Die Iberer im Südwesten, die Liguren von der Rhône bis zum Alpengebiet, vor allem aber die keltischen Gallier und die mit germanischen Stämmen vermischten Belger im Norden sind die ältesten nachweisbaren ethnischen Gruppen in Frankreich. Das seit dem 7. Jahrhundert v. Chr. existierende griechische Kolonisationszentrum Massilia besaß besonderen Einfluß auf die Südgallier und Ligurer.

Cäsar unterwarf 58 v.  u. Z. ganz Gallien - wie Frankreich einmal bezeichnet wurde - für Rom. Zu dieser zeit war die Urgesellschaft in Frankreich längst in Auflösung. Starke Veränderungen unter der römischen Herrschaft waren in wirtschaftlicher, gesellschaftlicher und geistiger Hinsicht die Folge für die gallische und ligurische Bevölkerung, es fand also eine umfassende Romanisierung - es fand eine Übernahme der römischen Sprache und Zivilisation durch eroberte Völker - statt. Die lateinische Sprache überstand alle diese Wirren, sie wurde die Grundlage der sich im frühen Mittelalter entwickelnden französischen und provenzalische Sprache.

Zur Zeit der Völkerwanderungen fielen zahlreiche germanische Völker in Frankreich ein, wie zum Beispiel die Sueben, Wandalen und Westgoten, aber keins dieser Volksgruppen brachte einen solchen Einschnitt wie die germanischen Franken im 3. bis 5. Jahrhundert. Es entstanden in Nordfrankreich bis zur Seine - später bis zur Loire - bäuerliche Siedlungen.

Trotz alledem, dass die Franken politisch herrschten, kamen sie in den Einfluß der Romanisierung. Die resultierende Folge war die Angleichung der Franken an die gallo-romanische Bevölkerung und es entstand das französische Volk. Die Franzosen unterscheiden sich aber zwischen Nord und Süd. Die sogenannten nordfranzosen sind größer vielfach blond, hingegen die Südfranzosen kleiner und etwas dunkler sind. Etwa entlang der Loire verläuft die Trennungslinie - hier ist auch seit dem 6./10. Jahrhundert die Trennungslinie zwischen der Langue d'iol = dem Altfranzäsischen im Norden und dem Langue d'oc = Provenzalischen im Süden. Der altfranzösische Dialekt Île de France erlangte die größte Bedeutung und wurde die Grundlage des Mittelfranzösischen etwa um 1350. Das Neufranzösische beginnt etwa Ende des 16. Jahrhunderts. Die einheitliche französische Nation wurde durch die frühe staatliche Einigung Frankreichs gefördert. Jedoch führte die hohe wirtschaftliche und gesellschaftliche Entwicklung fast zur Zerstörung der ursprünglichen französischen Volkskultur. Seit der französischen Revolution sind alte Bräuche und traditionelle Trachten verschwunden.
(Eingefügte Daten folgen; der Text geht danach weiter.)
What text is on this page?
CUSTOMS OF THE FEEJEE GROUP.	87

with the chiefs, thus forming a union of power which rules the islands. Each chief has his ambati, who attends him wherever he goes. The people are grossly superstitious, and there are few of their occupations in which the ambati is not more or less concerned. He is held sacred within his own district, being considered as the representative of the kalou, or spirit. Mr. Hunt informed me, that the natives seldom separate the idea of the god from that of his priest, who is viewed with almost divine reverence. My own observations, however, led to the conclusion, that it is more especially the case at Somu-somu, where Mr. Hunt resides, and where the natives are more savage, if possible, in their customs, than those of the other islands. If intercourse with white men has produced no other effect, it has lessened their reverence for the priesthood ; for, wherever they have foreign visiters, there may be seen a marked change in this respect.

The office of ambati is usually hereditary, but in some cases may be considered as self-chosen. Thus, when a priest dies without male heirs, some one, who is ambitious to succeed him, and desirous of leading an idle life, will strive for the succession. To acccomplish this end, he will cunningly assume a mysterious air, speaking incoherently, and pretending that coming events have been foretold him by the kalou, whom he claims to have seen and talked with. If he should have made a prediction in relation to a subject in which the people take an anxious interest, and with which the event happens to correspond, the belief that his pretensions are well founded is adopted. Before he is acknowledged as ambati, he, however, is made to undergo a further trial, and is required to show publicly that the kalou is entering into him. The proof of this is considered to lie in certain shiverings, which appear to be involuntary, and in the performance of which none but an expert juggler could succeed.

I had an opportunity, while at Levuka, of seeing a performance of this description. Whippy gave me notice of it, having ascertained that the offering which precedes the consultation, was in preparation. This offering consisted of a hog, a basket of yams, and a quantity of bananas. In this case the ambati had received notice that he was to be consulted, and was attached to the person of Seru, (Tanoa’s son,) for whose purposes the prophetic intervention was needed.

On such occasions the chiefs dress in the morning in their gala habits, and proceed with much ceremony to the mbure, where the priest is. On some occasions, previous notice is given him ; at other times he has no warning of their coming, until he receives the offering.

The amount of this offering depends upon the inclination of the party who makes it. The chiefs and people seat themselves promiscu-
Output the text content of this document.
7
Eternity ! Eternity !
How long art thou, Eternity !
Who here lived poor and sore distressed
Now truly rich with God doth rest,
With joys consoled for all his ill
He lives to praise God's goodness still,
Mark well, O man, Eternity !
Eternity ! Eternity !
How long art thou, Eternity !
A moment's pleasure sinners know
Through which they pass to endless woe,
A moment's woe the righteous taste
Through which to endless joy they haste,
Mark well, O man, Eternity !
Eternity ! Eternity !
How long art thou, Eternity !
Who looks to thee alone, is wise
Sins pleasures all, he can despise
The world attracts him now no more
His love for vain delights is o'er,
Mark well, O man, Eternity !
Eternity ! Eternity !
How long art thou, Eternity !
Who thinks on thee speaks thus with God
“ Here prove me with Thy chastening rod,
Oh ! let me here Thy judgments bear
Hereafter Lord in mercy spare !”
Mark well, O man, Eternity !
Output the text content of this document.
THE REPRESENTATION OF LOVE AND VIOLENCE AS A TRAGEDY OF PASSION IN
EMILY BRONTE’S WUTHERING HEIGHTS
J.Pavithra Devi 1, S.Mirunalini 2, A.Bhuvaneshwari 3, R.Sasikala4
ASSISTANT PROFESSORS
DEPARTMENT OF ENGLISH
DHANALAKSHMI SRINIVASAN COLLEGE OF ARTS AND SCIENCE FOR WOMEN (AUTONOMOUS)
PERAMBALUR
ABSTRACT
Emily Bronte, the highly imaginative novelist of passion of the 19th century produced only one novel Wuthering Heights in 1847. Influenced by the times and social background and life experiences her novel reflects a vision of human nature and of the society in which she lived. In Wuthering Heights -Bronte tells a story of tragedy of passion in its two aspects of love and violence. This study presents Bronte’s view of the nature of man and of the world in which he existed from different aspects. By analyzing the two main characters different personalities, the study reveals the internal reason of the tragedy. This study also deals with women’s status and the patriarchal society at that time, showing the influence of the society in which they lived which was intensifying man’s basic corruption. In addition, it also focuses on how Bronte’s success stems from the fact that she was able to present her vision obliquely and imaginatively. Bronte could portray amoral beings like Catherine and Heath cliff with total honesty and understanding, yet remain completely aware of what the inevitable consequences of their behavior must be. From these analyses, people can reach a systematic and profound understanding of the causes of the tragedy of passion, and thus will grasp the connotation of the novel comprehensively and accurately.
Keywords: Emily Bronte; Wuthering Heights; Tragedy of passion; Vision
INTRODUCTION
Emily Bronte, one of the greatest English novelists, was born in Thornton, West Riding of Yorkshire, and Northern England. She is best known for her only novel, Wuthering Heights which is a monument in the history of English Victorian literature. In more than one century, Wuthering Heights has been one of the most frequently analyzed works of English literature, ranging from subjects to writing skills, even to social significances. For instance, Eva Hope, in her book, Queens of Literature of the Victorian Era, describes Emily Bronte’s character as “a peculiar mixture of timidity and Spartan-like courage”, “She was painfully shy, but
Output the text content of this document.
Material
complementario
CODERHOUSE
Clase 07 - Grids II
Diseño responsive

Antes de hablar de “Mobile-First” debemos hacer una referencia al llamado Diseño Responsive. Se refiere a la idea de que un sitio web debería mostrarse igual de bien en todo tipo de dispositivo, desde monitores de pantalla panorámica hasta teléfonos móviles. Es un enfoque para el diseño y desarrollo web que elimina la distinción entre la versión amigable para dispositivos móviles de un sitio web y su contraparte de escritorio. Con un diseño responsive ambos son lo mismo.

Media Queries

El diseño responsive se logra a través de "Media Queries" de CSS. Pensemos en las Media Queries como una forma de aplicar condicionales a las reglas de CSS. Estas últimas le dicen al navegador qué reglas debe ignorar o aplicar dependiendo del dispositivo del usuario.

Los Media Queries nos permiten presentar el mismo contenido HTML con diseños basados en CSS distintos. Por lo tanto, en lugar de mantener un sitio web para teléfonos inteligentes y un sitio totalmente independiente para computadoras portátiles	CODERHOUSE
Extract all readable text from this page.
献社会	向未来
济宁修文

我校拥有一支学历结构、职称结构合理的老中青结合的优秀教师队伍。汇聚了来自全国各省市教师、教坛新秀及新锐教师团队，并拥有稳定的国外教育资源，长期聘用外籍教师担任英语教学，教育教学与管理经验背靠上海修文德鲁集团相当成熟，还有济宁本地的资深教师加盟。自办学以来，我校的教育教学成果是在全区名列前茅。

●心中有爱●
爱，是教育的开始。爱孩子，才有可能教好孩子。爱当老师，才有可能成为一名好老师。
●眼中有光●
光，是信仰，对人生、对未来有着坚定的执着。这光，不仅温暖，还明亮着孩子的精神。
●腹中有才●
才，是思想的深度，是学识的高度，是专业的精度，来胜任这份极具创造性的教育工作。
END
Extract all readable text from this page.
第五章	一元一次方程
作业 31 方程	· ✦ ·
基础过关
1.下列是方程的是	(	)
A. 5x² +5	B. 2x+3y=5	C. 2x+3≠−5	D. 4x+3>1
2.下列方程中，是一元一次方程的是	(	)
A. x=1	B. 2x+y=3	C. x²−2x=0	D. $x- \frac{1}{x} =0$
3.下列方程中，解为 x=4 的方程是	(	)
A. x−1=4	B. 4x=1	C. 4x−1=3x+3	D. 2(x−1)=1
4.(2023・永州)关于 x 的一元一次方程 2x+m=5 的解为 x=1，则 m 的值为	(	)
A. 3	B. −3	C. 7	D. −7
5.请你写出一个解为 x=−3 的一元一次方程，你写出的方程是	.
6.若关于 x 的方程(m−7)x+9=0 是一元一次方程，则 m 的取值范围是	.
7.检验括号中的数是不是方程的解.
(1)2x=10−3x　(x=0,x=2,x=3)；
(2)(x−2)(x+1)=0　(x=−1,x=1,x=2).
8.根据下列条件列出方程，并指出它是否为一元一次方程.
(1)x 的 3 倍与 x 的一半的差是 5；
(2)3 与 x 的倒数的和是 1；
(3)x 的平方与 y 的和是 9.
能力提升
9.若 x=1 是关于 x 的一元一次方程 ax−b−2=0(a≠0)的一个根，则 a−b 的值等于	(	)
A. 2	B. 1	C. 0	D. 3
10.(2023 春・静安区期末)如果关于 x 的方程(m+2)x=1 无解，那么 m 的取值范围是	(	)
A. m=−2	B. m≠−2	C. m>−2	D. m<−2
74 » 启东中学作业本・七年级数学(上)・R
Im 17. und 18. Jahrhundert wanderten viele Franzosen nach Nordamerika aus. Die französisch sprechende Bevölkerung lebt heute in Ostkanada - es sind die sogenannten Franko-Kanadier.

Im Westen Frankreichs leben die Bretonen, deren Sprache zur britannischen Gruppe der keltischen Sprachen gehört. Sie sind die Nachkommen der im 5. und 6. Jahrhundert aus England geflüchteten Kymrer. Ihre Heimat, die Bretagne, wurde im 13. Jahrhundert durch Frankreich einverleibt, ihre Kultur und Sprache haben sie jedoch erhalten. Die Bretonen waren wagemutige Seefahrer und Fischer. Bräuche der vorchristlichen Zeit sind heute noch lebendig und zu feierlichen Anlässen werden die traditionellen bretonischen Volkstrachten zur Schau gestellt.

In Nordfrankreich leben die Elsässer und Lothringer in den gleichnamigen Landschaften. Beide Volksgruppen führen ihre Existenz auf ansässige Vorfahren aus dem 3. bis 5. Jahrhundert - die Elsässer auf die germanischen Alemannen und die Lothringer auf die Franken - zurück. Unter deutscher Herrschaft lebten sie im Mittelalter bis ihre Gebiete im 17. Jahrhundert von Frankreich 1681 erobert wurden. Die deutschsprachigen Elsässer und Lothringer fühlen sich seit der Französischen Revolution zu Frankreich gehörige Bürger.